The mission of the Climate Reality Project is to “catalyze a global solution to the climate crisis by making urgent action a necessity across every sector of society.” Many chapter members are Climate Reality Project Leaders trained, by former Vice President Al Gore, to spread the word about this climate emergency. All members are knowledgeable and concerned about the importance of living sustainably. This shared knowledge and fierce commitment led to an automatic assumption that we would prepare and serve the lunches in a zero-waste manner. Our planning conversations are about how, not if, we can avoid the single-use plastics so prevalent at social gatherings. It is a delight to collaborate so naturally from our shared values.

So how do we do a zero-waste, i.e., Plastic Free, almost-post-pandemic luncheon?
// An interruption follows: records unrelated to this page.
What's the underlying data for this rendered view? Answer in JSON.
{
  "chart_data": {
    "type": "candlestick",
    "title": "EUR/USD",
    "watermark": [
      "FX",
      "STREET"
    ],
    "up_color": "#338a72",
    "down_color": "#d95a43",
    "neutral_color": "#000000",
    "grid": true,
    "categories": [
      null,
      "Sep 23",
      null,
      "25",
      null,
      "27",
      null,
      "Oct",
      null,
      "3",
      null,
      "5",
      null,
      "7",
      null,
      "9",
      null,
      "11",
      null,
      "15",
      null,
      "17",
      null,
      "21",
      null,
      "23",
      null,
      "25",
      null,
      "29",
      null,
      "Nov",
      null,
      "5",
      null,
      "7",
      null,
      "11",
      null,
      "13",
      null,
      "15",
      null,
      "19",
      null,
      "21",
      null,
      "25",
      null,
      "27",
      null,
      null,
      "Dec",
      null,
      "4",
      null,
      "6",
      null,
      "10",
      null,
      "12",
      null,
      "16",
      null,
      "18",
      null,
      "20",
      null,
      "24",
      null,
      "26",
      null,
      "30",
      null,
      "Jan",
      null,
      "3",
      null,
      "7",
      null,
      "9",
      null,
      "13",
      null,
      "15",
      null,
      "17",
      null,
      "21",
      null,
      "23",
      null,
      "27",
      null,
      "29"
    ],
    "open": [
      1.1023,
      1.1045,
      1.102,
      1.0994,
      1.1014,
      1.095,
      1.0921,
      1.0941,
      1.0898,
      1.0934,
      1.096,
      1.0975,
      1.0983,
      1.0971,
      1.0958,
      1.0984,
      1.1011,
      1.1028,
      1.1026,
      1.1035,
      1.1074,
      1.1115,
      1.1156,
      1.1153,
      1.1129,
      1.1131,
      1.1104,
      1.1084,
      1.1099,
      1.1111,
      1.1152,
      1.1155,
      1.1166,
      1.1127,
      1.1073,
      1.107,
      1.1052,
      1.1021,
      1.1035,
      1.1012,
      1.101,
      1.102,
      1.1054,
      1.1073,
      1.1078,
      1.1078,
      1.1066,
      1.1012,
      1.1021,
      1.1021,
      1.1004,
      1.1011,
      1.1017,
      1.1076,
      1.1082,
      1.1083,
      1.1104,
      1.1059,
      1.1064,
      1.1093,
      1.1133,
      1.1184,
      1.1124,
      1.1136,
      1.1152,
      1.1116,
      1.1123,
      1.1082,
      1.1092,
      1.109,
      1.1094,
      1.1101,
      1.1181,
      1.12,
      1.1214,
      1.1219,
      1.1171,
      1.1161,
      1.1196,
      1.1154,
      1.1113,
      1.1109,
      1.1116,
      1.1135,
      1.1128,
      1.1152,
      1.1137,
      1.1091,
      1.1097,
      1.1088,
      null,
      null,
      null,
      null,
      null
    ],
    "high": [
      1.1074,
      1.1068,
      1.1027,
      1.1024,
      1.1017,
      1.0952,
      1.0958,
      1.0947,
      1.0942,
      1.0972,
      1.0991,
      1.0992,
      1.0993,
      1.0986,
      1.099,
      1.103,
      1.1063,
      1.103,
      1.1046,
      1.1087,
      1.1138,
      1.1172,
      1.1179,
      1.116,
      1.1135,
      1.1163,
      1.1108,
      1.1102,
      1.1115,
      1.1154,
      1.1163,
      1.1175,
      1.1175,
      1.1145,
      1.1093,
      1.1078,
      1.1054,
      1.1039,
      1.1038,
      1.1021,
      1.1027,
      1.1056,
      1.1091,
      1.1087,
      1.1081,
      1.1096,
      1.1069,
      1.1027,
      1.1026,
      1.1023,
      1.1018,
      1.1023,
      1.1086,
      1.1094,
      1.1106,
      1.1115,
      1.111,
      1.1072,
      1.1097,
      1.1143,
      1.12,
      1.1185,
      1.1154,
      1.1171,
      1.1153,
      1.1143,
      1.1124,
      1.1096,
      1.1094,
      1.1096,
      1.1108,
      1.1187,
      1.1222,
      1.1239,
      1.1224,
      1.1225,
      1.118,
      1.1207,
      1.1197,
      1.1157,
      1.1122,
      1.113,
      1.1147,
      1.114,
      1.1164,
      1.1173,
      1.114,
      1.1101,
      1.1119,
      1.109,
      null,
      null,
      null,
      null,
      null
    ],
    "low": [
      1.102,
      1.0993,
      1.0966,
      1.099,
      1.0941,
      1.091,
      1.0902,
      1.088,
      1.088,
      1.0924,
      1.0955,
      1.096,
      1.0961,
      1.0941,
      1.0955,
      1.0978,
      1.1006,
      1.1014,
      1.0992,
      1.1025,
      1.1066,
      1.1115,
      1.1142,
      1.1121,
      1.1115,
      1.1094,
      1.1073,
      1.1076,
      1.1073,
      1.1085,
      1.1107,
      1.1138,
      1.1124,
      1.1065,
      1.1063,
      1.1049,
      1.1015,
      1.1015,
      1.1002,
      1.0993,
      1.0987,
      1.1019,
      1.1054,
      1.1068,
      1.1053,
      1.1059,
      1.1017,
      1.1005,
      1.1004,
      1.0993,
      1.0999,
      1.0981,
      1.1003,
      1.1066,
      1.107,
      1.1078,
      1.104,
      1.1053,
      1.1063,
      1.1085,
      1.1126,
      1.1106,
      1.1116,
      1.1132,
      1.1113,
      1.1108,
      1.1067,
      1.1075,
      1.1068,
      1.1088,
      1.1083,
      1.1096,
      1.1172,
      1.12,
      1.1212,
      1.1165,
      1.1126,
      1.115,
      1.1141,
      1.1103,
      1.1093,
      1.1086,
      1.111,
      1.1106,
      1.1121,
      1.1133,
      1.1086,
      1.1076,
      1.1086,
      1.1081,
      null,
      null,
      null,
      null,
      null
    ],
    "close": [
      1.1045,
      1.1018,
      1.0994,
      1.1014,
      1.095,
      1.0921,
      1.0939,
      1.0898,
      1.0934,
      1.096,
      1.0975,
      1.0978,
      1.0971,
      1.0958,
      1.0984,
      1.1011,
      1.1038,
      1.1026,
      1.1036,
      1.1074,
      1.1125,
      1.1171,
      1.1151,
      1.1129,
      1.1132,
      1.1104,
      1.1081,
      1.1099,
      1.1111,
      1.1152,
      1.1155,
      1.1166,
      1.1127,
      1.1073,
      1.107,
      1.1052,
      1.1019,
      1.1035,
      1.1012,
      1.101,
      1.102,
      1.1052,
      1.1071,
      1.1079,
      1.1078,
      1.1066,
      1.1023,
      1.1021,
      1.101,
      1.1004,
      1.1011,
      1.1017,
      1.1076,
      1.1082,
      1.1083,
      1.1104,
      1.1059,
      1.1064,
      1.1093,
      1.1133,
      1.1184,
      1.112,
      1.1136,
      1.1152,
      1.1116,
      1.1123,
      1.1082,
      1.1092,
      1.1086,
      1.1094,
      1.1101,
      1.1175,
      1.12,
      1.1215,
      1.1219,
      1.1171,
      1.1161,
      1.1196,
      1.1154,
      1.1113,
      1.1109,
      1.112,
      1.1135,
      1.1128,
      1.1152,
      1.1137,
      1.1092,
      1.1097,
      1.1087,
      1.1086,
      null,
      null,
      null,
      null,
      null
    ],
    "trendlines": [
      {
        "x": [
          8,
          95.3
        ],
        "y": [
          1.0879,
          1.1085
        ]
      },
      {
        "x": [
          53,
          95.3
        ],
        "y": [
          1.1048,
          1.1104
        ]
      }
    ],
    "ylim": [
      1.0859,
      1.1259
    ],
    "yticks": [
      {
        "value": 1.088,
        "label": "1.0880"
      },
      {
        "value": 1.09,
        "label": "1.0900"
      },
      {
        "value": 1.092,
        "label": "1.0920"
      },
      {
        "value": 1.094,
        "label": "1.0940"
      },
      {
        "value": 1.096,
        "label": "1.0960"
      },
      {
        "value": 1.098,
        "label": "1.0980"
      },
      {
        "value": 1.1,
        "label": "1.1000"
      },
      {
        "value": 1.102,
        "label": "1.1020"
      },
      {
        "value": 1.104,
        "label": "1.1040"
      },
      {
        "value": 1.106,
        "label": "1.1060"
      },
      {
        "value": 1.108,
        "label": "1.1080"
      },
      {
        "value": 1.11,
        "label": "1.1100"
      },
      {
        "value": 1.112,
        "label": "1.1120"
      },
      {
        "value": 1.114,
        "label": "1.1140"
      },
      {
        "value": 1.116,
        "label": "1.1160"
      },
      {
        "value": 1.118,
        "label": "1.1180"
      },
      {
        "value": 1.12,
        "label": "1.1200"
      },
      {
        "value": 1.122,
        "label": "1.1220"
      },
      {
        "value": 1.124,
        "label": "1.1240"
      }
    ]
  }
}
We provide bag lunches and snacks with whole food plant-based goodies.

To start, we have developed a menu of sandwiches from which people will make their selections using Sign Up Genius to avoid wasted foods. To the greatest extent possible, we will make these sandwiches using whole foods with a minimum of wrapping. Bread bags will be recycled with Trex at the local grocery store. Hummus can be homemade using chickpeas purchased from the bulk section of MOM’s collected in reusable produce bags. The fillings for the sandwiches will be made with foods purchased in glass containers. These sandwiches will be wrapped in compostable bags.

Each lunch also will include fruit (which naturally comes in its own Plastic Free wrapper), a cookie, and some trail mix, each in small compostable snack bags. The lunches will be assembled in brown paper bags, and we will provide a compost container for all of the bags and uneaten foods to be collected and to be composted at a local MOM’s or one of the county composting sites.

We will ask the participants to bring their own drinks, ideally in reusable containers, glass bottles, or cans, which we will collect and recycle. When we are finished feasting for the day, our bellies will be full and the field and trash cans empty of litter.

As I write this, my sense is “this is no big deal,” and it isn’t. That is the a benefit of zero-waste living—it is simple, and for the basics, not terribly difficult. And it feels good to be gentle on the planet.